Editor's note: John Feehery worked for former House Speaker Dennis Hastert and other Republicans in Congress. He is president of Feehery Group, a Washington-based advocacy firm that has represented clients that include News Corp., Ford Motor Co. and the U.S. Chamber of Commerce. He formerly was a government relations executive vice president for the Motion Picture Association of America.
Special to CNN
It is altogether ironic that the one person to have a Sam Adams beer at the infamous beer summit, hosted by the president, was Skip Gates, the Harvard professor whose arrest led to the summit.
Sam Adams was the key revolutionary figure in the Boston Tea Party of 1774, the spark that lit the American Revolution.

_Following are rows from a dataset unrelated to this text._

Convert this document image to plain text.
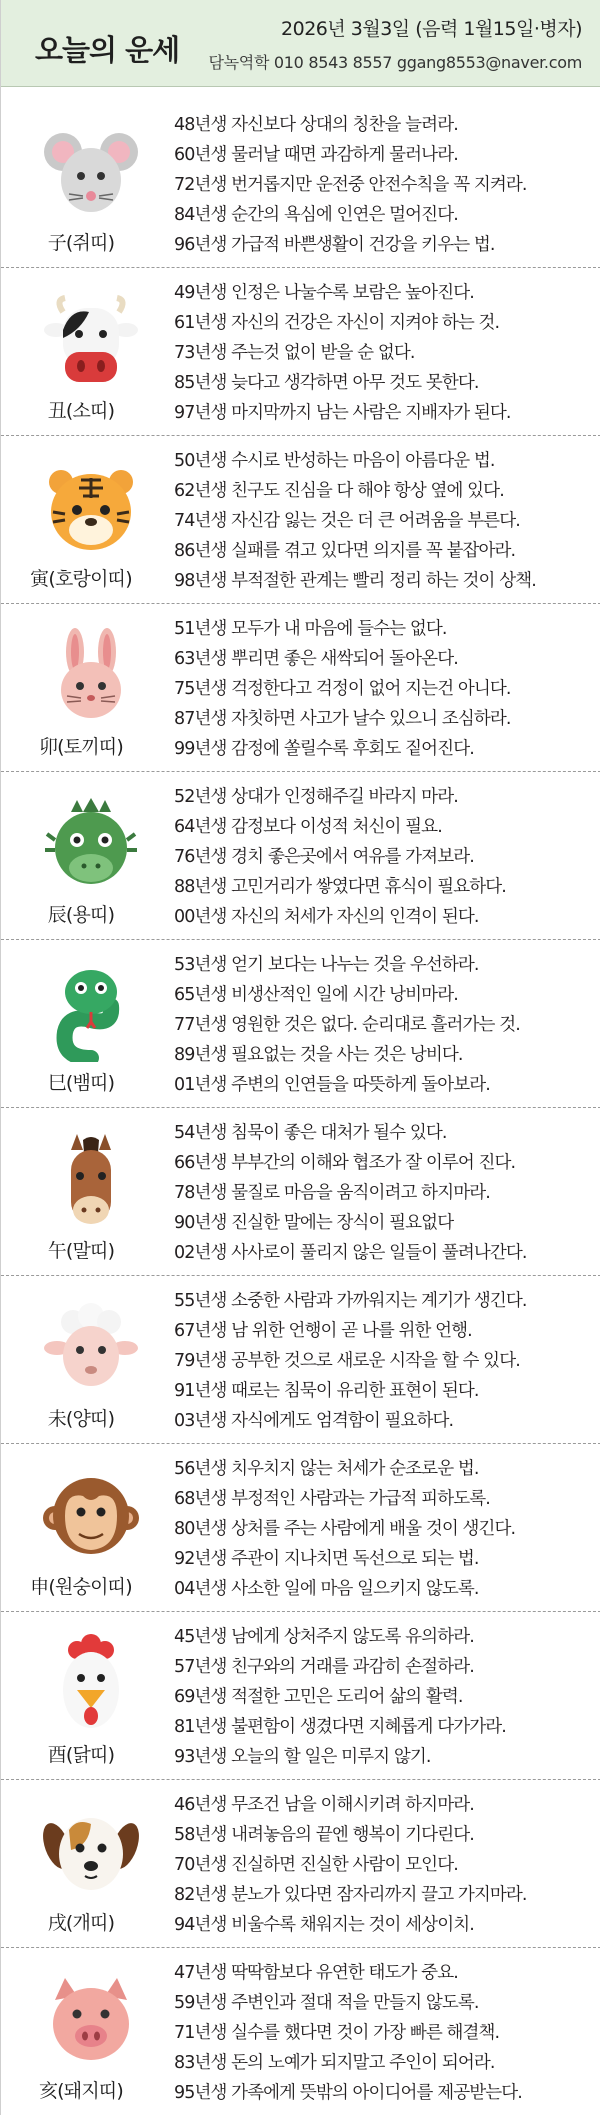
오늘의 운세
2026년 3월3일 (음력 1월15일·병자)
담녹역학 010 8543 8557 ggang8553@naver.com
子(쥐띠)
48년생 자신보다 상대의 칭찬을 늘려라.
60년생 물러날 때면 과감하게 물러나라.
72년생 번거롭지만 운전중 안전수칙을 꼭 지켜라.
84년생 순간의 욕심에 인연은 멀어진다.
96년생 가급적 바쁜생활이 건강을 키우는 법.
丑(소띠)
49년생 인정은 나눌수록 보람은 높아진다.
61년생 자신의 건강은 자신이 지켜야 하는 것.
73년생 주는것 없이 받을 순 없다.
85년생 늦다고 생각하면 아무 것도 못한다.
97년생 마지막까지 남는 사람은 지배자가 된다.
寅(호랑이띠)
50년생 수시로 반성하는 마음이 아름다운 법.
62년생 친구도 진심을 다 해야 항상 옆에 있다.
74년생 자신감 잃는 것은 더 큰 어려움을 부른다.
86년생 실패를 겪고 있다면 의지를 꼭 붙잡아라.
98년생 부적절한 관계는 빨리 정리 하는 것이 상책.
卯(토끼띠)
51년생 모두가 내 마음에 들수는 없다.
63년생 뿌리면 좋은 새싹되어 돌아온다.
75년생 걱정한다고 걱정이 없어 지는건 아니다.
87년생 자칫하면 사고가 날수 있으니 조심하라.
99년생 감정에 쏠릴수록 후회도 짙어진다.
辰(용띠)
52년생 상대가 인정해주길 바라지 마라.
64년생 감정보다 이성적 처신이 필요.
76년생 경치 좋은곳에서 여유를 가져보라.
88년생 고민거리가 쌓였다면 휴식이 필요하다.
00년생 자신의 처세가 자신의 인격이 된다.
巳(뱀띠)
53년생 얻기 보다는 나누는 것을 우선하라.
65년생 비생산적인 일에 시간 낭비마라.
77년생 영원한 것은 없다. 순리대로 흘러가는 것.
89년생 필요없는 것을 사는 것은 낭비다.
01년생 주변의 인연들을 따뜻하게 돌아보라.
午(말띠)
54년생 침묵이 좋은 대처가 될수 있다.
66년생 부부간의 이해와 협조가 잘 이루어 진다.
78년생 물질로 마음을 움직이려고 하지마라.
90년생 진실한 말에는 장식이 필요없다
02년생 사사로이 풀리지 않은 일들이 풀려나간다.
未(양띠)
55년생 소중한 사람과 가까워지는 계기가 생긴다.
67년생 남 위한 언행이 곧 나를 위한 언행.
79년생 공부한 것으로 새로운 시작을 할 수 있다.
91년생 때로는 침묵이 유리한 표현이 된다.
03년생 자식에게도 엄격함이 필요하다.
申(원숭이띠)
56년생 치우치지 않는 처세가 순조로운 법.
68년생 부정적인 사람과는 가급적 피하도록.
80년생 상처를 주는 사람에게 배울 것이 생긴다.
92년생 주관이 지나치면 독선으로 되는 법.
04년생 사소한 일에 마음 일으키지 않도록.
酉(닭띠)
45년생 남에게 상처주지 않도록 유의하라.
57년생 친구와의 거래를 과감히 손절하라.
69년생 적절한 고민은 도리어 삶의 활력.
81년생 불편함이 생겼다면 지혜롭게 다가가라.
93년생 오늘의 할 일은 미루지 않기.
戌(개띠)
46년생 무조건 남을 이해시키려 하지마라.
58년생 내려놓음의 끝엔 행복이 기다린다.
70년생 진실하면 진실한 사람이 모인다.
82년생 분노가 있다면 잠자리까지 끌고 가지마라.
94년생 비울수록 채워지는 것이 세상이치.
亥(돼지띠)
47년생 딱딱함보다 유연한 태도가 중요.
59년생 주변인과 절대 적을 만들지 않도록.
71년생 실수를 했다면 것이 가장 빠른 해결책.
83년생 돈의 노예가 되지말고 주인이 되어라.
95년생 가족에게 뜻밖의 아이디어를 제공받는다.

And now, 235 years later, Tea Parties have sprung up around the country as a reaction against the rule of President Obama and the Democratic Congress.
It is unlikely that Skip Gates will be spending any time addressing a Tea Party in his hometown of Boston any time soon.
And unlike the popular perception promoted by some in the media, the Tea Party is distinct from the Republican Party, probably as distinct as Sam Adams beer is from Bud Lite.
The Tea Party presents the first truly grass-roots threat to the ambitious agenda of President Obama. Largely misunderstood as anti-tax activists, and attacked by congressional Democrats as a collection of crazy right-wingers, the folks who go to Tea Parties are not concerned primarily with tax policy (although if the Democrats move to raise taxes on just about everybody, that could change).
Instead, they are mostly motivated by out-of-control spending, towering debt, and the pervasive feeling that government is too big, too powerful, too unaccountable and too cozy with Wall Street.
While the Tea Party movement presents a threat to the Obama administration, it also presents a challenge to congressional Republicans. After all, many of the protesters have as low a regard for the GOP as they do for the Democrats, and they hold the previous administration in as much as contempt as they do the Obama White House.